POST or PUT without Content-Length bug

$Id: index.html,v 1.4 1998/01/22 21:14:45 dgaudet Exp $


Netscape has since fixed this bug in version 3.04 of Navigator. More information is available on their site. The rest of this page will be left intact for hysterical purposes.

This page contains all the info I know about the Navigator browser bug which results in the "POST or PUT without Content-length" errors being logged, and POSTs to fail.

Doug Salot was kind enough to send me a tcpdump with full packets of the bug in action. His bug report is on file as PR#1142, and includes the full tcpdump and some of my commentary.

I pull apart tcpdumps with a tool called tcpshow. It gives ASCII dumps of the packets in a readable form. Note that it prints a lone . for all unprintable characters, so you'll notice a . at the end of each header line for example (for the unprintable CR).

First we'll look at a successful POST from the client. Go ahead, click here and bring it up in another window, and look at it while you read my commentary.

Well, ignore the rest of that dump, it worked. The critical thing to notice is how Navigator breaks POSTs up into two packets. The dump session I pulled this from shows many more POSTs and they all follow this pattern.

No for a dump showing the bug. Go ahead, click here and bring it up in another window, and look at it while you read my commentary.

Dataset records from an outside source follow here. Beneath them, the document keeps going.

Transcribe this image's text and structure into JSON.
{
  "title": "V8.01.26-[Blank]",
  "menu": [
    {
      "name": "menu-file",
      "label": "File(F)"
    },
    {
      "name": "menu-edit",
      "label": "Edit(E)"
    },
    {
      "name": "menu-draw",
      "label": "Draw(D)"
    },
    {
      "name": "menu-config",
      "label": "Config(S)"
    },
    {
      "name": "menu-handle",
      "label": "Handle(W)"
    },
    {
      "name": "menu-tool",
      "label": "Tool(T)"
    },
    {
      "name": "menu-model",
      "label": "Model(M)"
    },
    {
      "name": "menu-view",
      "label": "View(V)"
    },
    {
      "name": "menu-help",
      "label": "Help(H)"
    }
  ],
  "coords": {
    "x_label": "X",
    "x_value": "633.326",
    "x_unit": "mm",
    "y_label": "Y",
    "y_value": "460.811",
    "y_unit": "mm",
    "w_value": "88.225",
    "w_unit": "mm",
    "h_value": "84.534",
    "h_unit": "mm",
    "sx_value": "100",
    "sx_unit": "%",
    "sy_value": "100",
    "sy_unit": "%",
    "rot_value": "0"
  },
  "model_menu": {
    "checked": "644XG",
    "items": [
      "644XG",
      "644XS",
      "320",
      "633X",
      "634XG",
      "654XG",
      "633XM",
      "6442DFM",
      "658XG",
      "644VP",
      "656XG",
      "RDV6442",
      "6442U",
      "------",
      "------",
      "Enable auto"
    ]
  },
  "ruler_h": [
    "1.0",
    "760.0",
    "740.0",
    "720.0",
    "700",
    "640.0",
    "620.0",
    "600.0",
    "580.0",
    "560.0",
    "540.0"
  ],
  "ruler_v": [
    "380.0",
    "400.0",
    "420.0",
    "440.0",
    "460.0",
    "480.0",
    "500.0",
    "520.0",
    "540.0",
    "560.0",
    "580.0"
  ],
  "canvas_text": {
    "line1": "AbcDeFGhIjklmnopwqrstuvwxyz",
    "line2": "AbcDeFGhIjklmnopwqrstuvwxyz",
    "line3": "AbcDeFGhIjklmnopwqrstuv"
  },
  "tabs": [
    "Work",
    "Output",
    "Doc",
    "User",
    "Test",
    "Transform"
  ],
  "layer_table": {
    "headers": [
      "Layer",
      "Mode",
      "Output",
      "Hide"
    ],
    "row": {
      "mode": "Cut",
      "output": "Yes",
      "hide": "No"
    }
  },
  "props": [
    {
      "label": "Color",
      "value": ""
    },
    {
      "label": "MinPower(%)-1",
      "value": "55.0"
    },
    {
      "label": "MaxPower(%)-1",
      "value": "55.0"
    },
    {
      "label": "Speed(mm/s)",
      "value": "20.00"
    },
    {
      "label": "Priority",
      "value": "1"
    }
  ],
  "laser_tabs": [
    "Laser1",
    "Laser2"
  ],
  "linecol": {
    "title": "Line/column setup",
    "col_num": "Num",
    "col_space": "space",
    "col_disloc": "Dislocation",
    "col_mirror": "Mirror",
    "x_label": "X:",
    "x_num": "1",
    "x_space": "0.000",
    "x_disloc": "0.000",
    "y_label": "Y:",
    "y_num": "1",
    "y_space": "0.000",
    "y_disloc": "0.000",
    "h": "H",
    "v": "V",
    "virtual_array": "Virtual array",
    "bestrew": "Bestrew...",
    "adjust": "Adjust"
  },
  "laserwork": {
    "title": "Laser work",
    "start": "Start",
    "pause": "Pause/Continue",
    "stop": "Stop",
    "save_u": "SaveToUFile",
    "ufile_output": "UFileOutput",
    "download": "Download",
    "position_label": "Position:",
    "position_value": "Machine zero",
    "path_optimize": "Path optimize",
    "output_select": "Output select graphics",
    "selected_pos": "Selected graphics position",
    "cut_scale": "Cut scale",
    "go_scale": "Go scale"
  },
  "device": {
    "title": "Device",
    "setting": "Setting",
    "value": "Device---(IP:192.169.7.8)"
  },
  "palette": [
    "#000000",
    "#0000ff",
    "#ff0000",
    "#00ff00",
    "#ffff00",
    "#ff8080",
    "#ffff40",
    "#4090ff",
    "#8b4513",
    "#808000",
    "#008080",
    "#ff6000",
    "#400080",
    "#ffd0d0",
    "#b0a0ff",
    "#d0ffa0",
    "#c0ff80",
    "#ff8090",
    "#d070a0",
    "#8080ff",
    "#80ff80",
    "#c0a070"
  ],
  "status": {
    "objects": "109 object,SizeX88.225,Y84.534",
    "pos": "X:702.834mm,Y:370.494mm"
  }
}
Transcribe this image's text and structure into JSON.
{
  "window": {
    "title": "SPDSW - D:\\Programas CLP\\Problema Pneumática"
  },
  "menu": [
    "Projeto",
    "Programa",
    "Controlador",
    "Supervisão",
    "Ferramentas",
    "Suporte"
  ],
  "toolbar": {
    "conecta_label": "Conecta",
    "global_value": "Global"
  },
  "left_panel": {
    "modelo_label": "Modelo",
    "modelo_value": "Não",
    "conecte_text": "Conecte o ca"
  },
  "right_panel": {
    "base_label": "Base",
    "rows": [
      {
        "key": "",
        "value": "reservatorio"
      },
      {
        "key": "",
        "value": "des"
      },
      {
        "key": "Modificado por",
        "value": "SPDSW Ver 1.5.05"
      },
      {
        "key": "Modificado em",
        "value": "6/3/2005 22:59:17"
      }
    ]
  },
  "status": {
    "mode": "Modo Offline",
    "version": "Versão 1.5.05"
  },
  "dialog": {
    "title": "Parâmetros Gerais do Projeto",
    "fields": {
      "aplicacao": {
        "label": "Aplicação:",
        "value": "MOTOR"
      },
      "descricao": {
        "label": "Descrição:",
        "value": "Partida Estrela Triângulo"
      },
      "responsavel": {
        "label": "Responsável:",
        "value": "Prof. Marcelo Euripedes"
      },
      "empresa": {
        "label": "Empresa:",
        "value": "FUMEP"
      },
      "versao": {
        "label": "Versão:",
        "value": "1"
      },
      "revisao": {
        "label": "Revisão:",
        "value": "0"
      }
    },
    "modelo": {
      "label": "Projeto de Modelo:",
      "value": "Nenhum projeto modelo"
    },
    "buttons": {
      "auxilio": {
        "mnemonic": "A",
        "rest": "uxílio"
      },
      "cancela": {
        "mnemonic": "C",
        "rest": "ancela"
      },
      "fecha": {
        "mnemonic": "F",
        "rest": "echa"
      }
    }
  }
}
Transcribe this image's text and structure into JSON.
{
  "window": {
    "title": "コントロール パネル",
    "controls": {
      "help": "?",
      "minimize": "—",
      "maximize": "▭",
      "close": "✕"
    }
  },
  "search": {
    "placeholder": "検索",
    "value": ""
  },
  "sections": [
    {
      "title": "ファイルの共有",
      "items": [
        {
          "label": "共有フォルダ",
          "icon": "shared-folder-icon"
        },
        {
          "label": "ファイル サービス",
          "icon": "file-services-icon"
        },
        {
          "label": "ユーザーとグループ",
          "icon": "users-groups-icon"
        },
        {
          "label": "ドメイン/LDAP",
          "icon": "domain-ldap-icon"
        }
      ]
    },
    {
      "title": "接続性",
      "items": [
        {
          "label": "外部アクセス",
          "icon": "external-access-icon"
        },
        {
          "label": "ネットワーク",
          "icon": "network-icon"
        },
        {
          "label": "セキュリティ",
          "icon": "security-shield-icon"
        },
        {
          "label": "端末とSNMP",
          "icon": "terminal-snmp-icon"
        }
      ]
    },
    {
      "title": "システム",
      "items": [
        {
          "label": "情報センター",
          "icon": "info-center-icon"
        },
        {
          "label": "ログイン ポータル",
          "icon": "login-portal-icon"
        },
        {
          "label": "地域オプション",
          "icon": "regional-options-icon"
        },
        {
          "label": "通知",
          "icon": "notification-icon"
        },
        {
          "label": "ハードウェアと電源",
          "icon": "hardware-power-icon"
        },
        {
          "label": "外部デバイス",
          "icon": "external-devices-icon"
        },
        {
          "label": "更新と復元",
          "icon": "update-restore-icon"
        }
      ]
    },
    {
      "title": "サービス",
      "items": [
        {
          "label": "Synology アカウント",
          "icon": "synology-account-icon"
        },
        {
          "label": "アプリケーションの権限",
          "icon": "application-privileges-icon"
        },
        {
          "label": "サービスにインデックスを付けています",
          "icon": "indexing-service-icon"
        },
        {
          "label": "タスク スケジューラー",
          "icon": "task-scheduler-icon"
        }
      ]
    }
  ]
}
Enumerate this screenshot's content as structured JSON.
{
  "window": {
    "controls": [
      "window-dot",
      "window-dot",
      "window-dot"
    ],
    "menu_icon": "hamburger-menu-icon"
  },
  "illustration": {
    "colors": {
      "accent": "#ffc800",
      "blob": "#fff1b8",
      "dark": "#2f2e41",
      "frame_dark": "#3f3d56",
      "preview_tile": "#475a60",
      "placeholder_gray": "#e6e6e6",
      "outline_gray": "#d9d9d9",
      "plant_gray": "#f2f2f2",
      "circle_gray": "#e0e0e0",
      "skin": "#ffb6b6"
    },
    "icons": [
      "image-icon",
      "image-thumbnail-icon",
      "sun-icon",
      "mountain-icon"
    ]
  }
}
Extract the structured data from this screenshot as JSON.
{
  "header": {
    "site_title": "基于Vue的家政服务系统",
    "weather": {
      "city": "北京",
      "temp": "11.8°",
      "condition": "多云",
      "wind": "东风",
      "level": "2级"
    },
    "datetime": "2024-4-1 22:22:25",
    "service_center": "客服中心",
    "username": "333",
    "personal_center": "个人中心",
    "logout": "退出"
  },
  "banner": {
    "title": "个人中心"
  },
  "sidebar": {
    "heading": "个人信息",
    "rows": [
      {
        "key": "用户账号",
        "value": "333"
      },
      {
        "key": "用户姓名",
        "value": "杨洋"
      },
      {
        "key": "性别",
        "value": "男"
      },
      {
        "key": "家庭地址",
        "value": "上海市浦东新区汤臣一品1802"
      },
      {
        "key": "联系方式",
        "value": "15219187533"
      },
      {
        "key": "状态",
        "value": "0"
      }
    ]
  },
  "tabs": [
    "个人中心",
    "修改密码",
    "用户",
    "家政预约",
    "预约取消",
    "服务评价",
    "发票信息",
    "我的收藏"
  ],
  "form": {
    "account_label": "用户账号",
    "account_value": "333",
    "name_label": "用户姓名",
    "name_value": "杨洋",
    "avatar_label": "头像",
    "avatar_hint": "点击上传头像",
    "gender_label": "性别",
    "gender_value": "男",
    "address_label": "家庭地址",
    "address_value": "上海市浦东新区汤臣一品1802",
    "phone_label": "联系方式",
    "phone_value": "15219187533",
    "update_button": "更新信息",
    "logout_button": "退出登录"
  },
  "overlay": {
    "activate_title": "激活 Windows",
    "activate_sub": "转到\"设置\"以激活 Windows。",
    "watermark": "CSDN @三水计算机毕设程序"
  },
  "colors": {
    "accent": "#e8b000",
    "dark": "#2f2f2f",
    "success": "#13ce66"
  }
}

It looks like a cut and dry browser bug to me (I can even imagine how the code is structured and why it goes wrong). I can't find any fault in what the TCP/IP stacks are doing (except for the Windows RST issue, but that's a known stack problem). The server is behaving within the bounds of the protocols.

Notice that the server is based on Apache 1.1.3, which you can also characterize by its behaviour of flushing a packet after sending the response headers. This behaviour changed in 1.2b7 when networking performance improvements eliminated the extra flush. At any rate this session shows that it's not just a new bug -- so it is unlikely to be related to the networking performance improvements during 1.2b7.

Doug's client is "Mozilla/3.02 (WinNT; U)". We have other reports of it happening with 3.03 on NT.

In PR#1237 we have a report of it occuring with 3.02 Gold on Win95. The submitter reports that it may be caused by his installation of MSIE 4.0.

In PR#1292 we have a report of it occuring with 3.03 on Win95.

Workaround

There isn't one. Ok, you can disable keep-alives (set KeepAlive Off in your config), but this is a bad idea because it increases network traffic. You can increase the length of keep-alives (set KeepAliveTimeout), but anything beyond one minute loses the benefits of keep-alive. Both of these should do the job, but are unacceptable. And given that the browser is Mozilla version 3, the most popular client out there, it's senseless to conditionally disable keep-alive based on browser type.

If someone can think of another workaround, I'd like to hear it. (Better yet, I'd like to see code for it.)

Further Work

I am unlikely to do further work on this problem because I cannot reproduce it myself. I don't use the platforms involved, and I don't have the time. But it affects so many folks that I hope some of them have the time to do more research.

What isn't known yet is if certain aspects of Apache's earlier responses on the keep-alive connection can be tweaked to avoid the bug. For example, the 257th byte bug was discovered by varying the length of a header field one byte by one byte until the bug manifested itself. Maybe something like this happens with this bug. You would have to hack up the code to work on this angle.

Here is a brief note on how you can generate useful tcpdump sessions should you find some novel new twist to the bug:

Please don't mail dump files unless they're small (i.e. less than 50k)! And please don't mail them if they look like either of the two dumps listed above... we already know what those look like, and your dump is unlikely to help any.